Use locale extractors for localized content
You can index localized content with some Sitecore Search sources. To index localized content, you extract the content item's locale, like English (US) (en-US) or Japan (Japanese) (ja-JP), and generate a common ID for localized versions of the same content. Then, when you specify the locale context at runtime, you can show locale-specific content to your site visitors.
To index localized content, you'll need to define available locales and configure locale extractors.
Ensuring that localized versions of a content piece share the same ID
When you create a source for localized content, you have to ensure that index documents for localized versions of the same content items share the same ID. This means that you have to explicitly configure how to extract the id attribute when you have localized content.
For example, your company's About Us page is available in six locales, including English (US). If you don't configure how to extract the id attribute, Search generates six different IDs for the six About Us index documents. This creates a problem when you configure anything that uses the ID of an index document. For example, many pin rules are based on pinning a content item with a specific ID to a specific slot. If you want to pin About Us, and you use the ID of the English (US) version, only users in the English (US) locale will see that content item pinned. Users in the other five locales will not see a localized version of About Us pinned. To avoid this problem, always ensure that localized versions of the same content have the same ID.
Locale extractors
In Sitecore Search, when you configure a source to crawl and index localized content, you must add the locale to the metadata of each index document. To do this, configure a locale extractor.

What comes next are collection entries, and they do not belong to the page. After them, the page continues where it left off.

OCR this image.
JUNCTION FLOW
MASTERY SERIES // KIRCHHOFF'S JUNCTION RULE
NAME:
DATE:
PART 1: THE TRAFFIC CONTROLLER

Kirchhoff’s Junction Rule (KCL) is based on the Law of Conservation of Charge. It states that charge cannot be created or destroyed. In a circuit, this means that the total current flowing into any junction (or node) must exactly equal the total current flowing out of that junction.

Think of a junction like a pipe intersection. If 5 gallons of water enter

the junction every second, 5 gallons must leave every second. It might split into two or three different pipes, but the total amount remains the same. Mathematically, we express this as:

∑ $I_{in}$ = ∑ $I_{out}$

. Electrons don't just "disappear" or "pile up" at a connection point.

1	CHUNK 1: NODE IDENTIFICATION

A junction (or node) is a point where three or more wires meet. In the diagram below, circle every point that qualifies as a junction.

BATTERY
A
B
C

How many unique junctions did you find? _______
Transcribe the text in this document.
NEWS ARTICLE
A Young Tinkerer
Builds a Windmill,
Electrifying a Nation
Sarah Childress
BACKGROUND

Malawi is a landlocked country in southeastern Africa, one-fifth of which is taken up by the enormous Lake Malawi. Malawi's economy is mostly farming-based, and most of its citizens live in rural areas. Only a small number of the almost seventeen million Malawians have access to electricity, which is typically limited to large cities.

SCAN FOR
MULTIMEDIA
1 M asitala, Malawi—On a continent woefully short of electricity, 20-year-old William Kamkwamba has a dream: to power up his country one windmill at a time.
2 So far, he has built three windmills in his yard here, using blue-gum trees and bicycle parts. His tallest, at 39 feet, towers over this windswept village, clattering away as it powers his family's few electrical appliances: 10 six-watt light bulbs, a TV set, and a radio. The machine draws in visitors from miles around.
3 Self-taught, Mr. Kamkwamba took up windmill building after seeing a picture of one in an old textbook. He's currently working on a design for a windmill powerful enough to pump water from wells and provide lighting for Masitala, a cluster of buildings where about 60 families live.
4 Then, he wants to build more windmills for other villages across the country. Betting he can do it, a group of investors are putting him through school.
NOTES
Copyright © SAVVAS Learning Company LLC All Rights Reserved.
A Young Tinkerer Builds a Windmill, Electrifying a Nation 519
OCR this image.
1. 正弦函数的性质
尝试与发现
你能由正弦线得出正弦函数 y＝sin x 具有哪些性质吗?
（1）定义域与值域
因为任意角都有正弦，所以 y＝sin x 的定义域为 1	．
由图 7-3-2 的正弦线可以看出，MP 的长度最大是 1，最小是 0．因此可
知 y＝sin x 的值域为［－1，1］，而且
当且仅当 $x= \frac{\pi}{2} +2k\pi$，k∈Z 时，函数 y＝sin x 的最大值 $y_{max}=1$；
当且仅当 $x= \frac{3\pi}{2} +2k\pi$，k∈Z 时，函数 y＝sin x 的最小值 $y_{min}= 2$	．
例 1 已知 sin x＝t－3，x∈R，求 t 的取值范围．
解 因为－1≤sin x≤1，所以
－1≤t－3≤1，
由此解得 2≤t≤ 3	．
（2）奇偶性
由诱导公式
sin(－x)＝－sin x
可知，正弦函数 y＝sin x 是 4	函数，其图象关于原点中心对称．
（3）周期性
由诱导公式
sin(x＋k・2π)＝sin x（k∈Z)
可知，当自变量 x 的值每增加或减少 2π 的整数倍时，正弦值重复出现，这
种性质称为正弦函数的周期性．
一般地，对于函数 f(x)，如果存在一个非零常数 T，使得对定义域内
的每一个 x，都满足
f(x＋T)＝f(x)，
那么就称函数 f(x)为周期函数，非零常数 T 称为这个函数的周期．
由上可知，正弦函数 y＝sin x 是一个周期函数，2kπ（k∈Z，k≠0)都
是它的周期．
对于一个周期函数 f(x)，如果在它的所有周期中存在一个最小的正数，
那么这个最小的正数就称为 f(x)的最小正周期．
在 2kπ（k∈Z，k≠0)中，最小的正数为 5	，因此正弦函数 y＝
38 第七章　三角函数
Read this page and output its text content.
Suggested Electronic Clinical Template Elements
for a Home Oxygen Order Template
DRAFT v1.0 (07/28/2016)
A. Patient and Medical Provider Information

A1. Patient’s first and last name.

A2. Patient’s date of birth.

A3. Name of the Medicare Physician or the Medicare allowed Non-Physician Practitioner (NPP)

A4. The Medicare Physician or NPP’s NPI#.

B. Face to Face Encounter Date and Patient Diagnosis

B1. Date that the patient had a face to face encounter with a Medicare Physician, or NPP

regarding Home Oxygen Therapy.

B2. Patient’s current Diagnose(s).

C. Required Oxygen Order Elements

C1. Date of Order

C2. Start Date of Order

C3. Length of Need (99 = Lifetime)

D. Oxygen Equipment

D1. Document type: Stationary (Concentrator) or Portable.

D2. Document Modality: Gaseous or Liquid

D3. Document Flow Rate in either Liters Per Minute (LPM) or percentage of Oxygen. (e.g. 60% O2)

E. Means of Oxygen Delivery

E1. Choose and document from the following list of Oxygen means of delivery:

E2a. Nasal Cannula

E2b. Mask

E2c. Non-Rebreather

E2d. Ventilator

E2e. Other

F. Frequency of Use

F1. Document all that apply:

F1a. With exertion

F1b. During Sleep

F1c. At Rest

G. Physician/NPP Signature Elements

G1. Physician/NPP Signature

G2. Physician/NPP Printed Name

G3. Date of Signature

Configure the following settings to define how the crawler extracts the locale information from a content item:
Settings |
Description |
---|---|
Name |
A meaningful name for the locale extractor. |
Extractor Type |
The type of locale extractor you want to use. You can use:
|
URLs to Match |
This is an optional setting. |
JavaScript locale extractor
Add a JS function to extract locales from each page.
Header locale extractor
Add the header key
whose value
you want to use as locale. If the advanced web crawler does not find this key in the request header, it looks for it in the response header.
For example, if you add Accept-Language as the header, the crawler looks for the key
Accept-Language and uses the value
as the locale for that document. If the request header is Accept-Language: es-ES, the index document has metadata that tags it as an es-ES (Spain, Spanish) document.